I gave him a flat look.

“Hey,” he said, flicking the towel from over his shoulder into his hands so he could dry the glasses, “Jeremy just got here, so I’m about to go home to feed Glory. Wanna ride and see my place?”

“Who’s Glory?”

“She’s the prettiest yellow Lab you’ve ever seen. Smart as a tack.”

That made me smile. “You’re mixing your idioms. Don’t you mean sharp as a tack?”

“That too.”

I knew I really shouldn’t go with him—if I did, he would know that I wasn’t unaffected by him. But he already knew that. Dak was smart as a tack himself. Thing was, I wanted to go. I wanted to see if his house looked like the one he and I had always talked about. Rustic with big windows that showed the lake from every room, a stone fireplace, and heart pine floors. Maybe double swings on the porch and window boxes full of bright blooms.

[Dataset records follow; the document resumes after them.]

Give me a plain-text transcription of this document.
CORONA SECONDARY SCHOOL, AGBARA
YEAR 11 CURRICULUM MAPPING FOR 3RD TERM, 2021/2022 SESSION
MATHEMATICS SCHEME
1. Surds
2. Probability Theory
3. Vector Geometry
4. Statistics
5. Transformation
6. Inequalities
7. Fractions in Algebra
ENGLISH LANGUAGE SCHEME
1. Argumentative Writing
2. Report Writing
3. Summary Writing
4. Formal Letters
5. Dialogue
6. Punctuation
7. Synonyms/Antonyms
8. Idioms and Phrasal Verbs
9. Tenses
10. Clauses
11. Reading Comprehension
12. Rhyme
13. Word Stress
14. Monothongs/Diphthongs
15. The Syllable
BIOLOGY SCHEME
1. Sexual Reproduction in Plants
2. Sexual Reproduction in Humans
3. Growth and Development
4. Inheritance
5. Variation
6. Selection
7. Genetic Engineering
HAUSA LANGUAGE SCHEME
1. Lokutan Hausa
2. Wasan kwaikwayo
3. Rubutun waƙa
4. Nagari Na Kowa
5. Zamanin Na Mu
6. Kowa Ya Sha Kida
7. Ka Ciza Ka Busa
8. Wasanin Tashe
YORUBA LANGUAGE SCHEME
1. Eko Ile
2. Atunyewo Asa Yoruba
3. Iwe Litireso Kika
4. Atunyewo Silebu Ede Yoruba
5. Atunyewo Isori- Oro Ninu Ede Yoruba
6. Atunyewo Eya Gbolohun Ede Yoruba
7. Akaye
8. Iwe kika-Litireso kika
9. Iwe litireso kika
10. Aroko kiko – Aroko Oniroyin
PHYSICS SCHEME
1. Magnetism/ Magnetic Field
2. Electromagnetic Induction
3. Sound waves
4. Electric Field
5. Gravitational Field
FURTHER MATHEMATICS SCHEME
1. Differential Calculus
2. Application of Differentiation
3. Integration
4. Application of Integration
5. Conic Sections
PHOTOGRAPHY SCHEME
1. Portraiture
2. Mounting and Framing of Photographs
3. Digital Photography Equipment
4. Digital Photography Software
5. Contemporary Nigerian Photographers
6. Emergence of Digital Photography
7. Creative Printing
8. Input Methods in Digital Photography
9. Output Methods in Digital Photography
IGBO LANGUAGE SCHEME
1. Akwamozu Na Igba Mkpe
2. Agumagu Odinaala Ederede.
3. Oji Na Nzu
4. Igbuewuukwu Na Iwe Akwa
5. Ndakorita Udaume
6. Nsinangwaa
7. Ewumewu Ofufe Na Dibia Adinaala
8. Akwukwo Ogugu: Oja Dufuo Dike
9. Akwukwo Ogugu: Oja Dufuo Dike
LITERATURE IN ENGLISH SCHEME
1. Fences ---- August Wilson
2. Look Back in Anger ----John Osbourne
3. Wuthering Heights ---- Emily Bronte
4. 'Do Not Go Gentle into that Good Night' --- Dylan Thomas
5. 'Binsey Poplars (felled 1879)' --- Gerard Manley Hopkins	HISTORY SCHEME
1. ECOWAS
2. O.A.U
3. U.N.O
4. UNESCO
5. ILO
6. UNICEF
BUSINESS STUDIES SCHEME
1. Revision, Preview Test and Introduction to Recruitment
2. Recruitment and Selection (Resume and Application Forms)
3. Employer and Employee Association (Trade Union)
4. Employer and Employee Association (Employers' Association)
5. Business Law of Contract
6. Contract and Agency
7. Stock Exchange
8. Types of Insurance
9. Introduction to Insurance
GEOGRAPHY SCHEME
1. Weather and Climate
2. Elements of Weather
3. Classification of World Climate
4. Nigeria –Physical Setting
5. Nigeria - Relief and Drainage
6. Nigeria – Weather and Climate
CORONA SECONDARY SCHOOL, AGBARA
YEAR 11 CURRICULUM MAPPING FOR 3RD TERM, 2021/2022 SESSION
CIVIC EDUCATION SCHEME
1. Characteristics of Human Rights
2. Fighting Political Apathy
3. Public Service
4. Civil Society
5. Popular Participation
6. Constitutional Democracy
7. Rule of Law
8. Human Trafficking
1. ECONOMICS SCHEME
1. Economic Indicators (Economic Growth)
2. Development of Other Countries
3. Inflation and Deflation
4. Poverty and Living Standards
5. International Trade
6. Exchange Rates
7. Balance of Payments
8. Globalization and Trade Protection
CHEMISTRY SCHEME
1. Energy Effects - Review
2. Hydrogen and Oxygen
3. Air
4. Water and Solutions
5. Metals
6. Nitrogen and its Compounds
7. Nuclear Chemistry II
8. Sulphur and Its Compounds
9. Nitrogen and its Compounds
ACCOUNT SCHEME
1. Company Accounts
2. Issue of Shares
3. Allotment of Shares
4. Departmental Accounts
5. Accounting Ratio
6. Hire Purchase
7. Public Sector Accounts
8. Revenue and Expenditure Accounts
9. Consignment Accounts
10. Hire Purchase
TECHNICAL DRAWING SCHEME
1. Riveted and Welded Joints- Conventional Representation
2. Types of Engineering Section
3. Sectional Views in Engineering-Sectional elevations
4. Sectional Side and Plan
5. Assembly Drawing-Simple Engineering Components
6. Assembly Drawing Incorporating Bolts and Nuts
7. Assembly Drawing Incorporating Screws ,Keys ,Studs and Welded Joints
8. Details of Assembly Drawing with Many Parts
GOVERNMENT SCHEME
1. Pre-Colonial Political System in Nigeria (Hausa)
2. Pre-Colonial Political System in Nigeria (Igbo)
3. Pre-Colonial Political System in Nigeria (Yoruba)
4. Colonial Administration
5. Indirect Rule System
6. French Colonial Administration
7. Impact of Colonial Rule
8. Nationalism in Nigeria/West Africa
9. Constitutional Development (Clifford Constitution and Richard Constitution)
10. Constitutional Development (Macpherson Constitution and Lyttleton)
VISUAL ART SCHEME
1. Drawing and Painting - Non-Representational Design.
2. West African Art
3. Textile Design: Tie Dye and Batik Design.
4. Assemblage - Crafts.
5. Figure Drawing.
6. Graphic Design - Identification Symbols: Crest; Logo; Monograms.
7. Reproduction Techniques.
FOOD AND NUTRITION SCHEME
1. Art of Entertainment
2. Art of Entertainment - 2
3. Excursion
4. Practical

He lifted a shoulder. “Wanna see?”

I knew in that moment that he wanted me to go because he wanted me to see all that he’d done. The bar was his public persona—slightly brash and down-home—but his home was who he truly was. Dak wasn’t the sort to invite someone in capriciously. So this was big for him.

I looked back at Cricket. Then at the opening door, through which walked my big, good-looking cousin, his eyes zipping straight to Cricket. “Yeah. I would love to see your place.”

“Cool.”

So after I texted Cricket that I was heading out, I climbed into Dak’s truck yet again, and in ten minutes we were skirting the lake, the waters peeking through the newly green trees at me. We hugged the northern part of the lake, small communities of clumped single ranch houses clinging to the edges of larger gated homes on the water. When we got to a huge turn, Dak pulled down an almost-hidden gravel road that dipped down toward the water. Thick bushes were side bumpers for his truck, and when we broke from them, before us was a tree-dotted span of lawn and a brown cedar home with window boxes and a red door.